Bank of Japan governor Haruhiko Kuroda said there was no need for additional stimulus to escape years of debilating deflation, expressing confidence on Tuesday the world's third-largest economy can ride out the impact of a sales tax rise.
Kuroda dismissed market expectations the BoJ could ease again soon to soften the blow from the tax rise that took effect of April 1, stressing a short-term disruption was unlikely to derail a steady recovery already underway.
Investors pushed the yen to its highest against the dollar in 10 days as they pared back bets of the central bank increasing its existing stimulus.
“As always, I remain convinced about the prospect for achieving our price target," Kuroda said after the BoJ's widely expected decision to make no changes to its massive stimulus.

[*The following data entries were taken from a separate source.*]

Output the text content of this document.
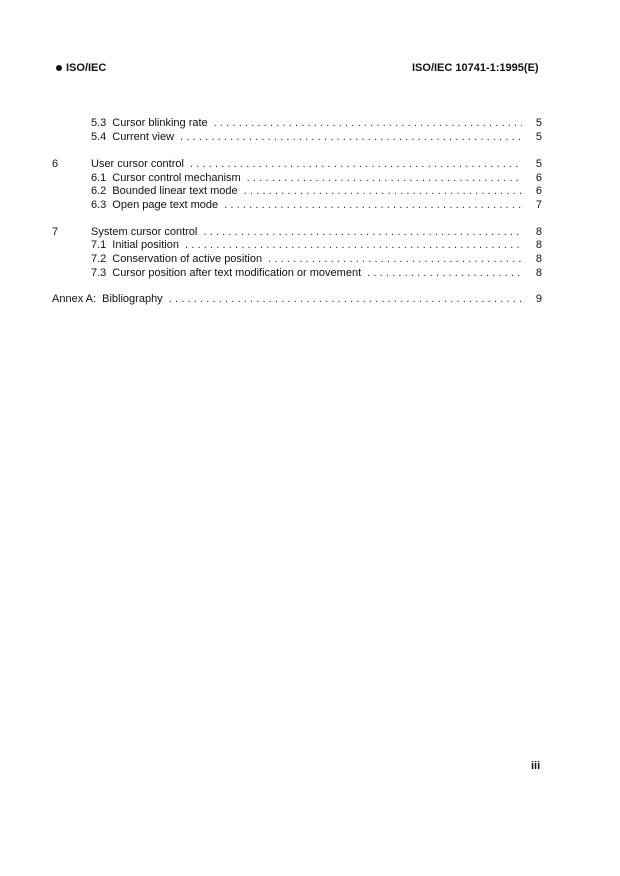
ISO/IEC	ISO/IEC 10741-1:1995(E)
5.3 Cursor blinking rate .....	5
5.4 Current view .....	5
6	User cursor control .....	5
6.1 Cursor control mechanism .....	6
6.2 Bounded linear text mode .....	6
6.3 Open page text mode .....	7
7	System cursor control .....	8
7.1 Initial position .....	8
7.2 Conservation of active position .....	8
7.3 Cursor position after text modification or movement .....	8
Annex A:  Bibliography .....	9
iii
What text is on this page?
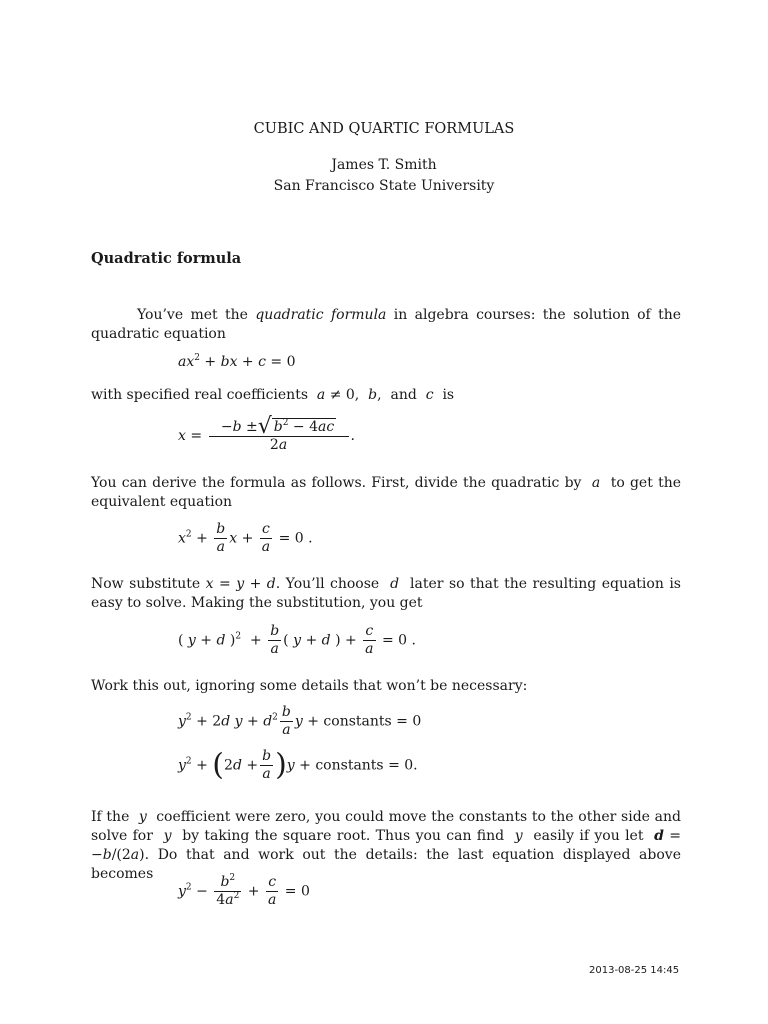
CUBIC AND QUARTIC FORMULAS
James T. Smith
San Francisco State University
Quadratic formula
You’ve met the quadratic formula in algebra courses: the solution of the quadratic equation
$ax^2$ + bx + c = 0
with specified real coefficients a ≠ 0,  b,  and  c is
$x = \frac{-b \pm√ b^2 - 4ac}{2a}$ .
You can derive the formula as follows. First, divide the quadratic by a to get the equivalent equation
$x^2 + \frac{b}{a}$ $x + \frac{c}{a} = 0$ .
Now substitute x = y + d. You’ll choose d later so that the resulting equation is easy to solve. Making the substitution, you get
( y + d )$^2 + \frac{b}{a}$ ( y + d ) + $\frac{c}{a} = 0$ .
Work this out, ignoring some details that won’t be necessary:
$y^2 + 2d$ $y + d^2 \frac{b}{a}$ y + constants = 0
$y^2 + (2d + \frac{b}{a} )y$ + constants = 0.
If the y coefficient were zero, you could move the constants to the other side and solve for y by taking the square root. Thus you can find y easily if you let d = −b/(2a). Do that and work out the details: the last equation displayed above becomes
$y^2 - \frac{b^2}{4a^2} + \frac{c}{a} = 0$
2013-08-25 14:45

Robust demand and an expected pickup in exports will help the economy rebound from the post-tax hike slump around July-September, he told reporters after the policy review.
“Japan is making steady progress towards 2% inflation. I don't think there is a need to take additional measures now.”
At least three times during the media briefing, Kuroda said he saw no need for immediate action as improvements in the economy were creating more jobs and pushing up prices, though added the BoJ had policy options if it needed to act again.
“People in the BoJ probably have the impression that market participants are counting too much on additional easing," said Masayuki Kichikawa, chief economist at Bank of America Merrill Lynch in Tokyo. “Kuroda is asking market participants to be a little bit more neutral. If things go well, the BoJ can afford to wait for six months to see if things evolve in line with its expectations."
The BoJ had launched an intense burst of stimulus last April, when it pledged to lift inflation to 2% in roughly two years to beat nearly two decades of deflation.
As it has done every meeting since, the BoJ on Tuesday maintained the commitment to increase base money, its key policy gauge, at an annual pace of 60-70 trillion yen ($580-$675 billion).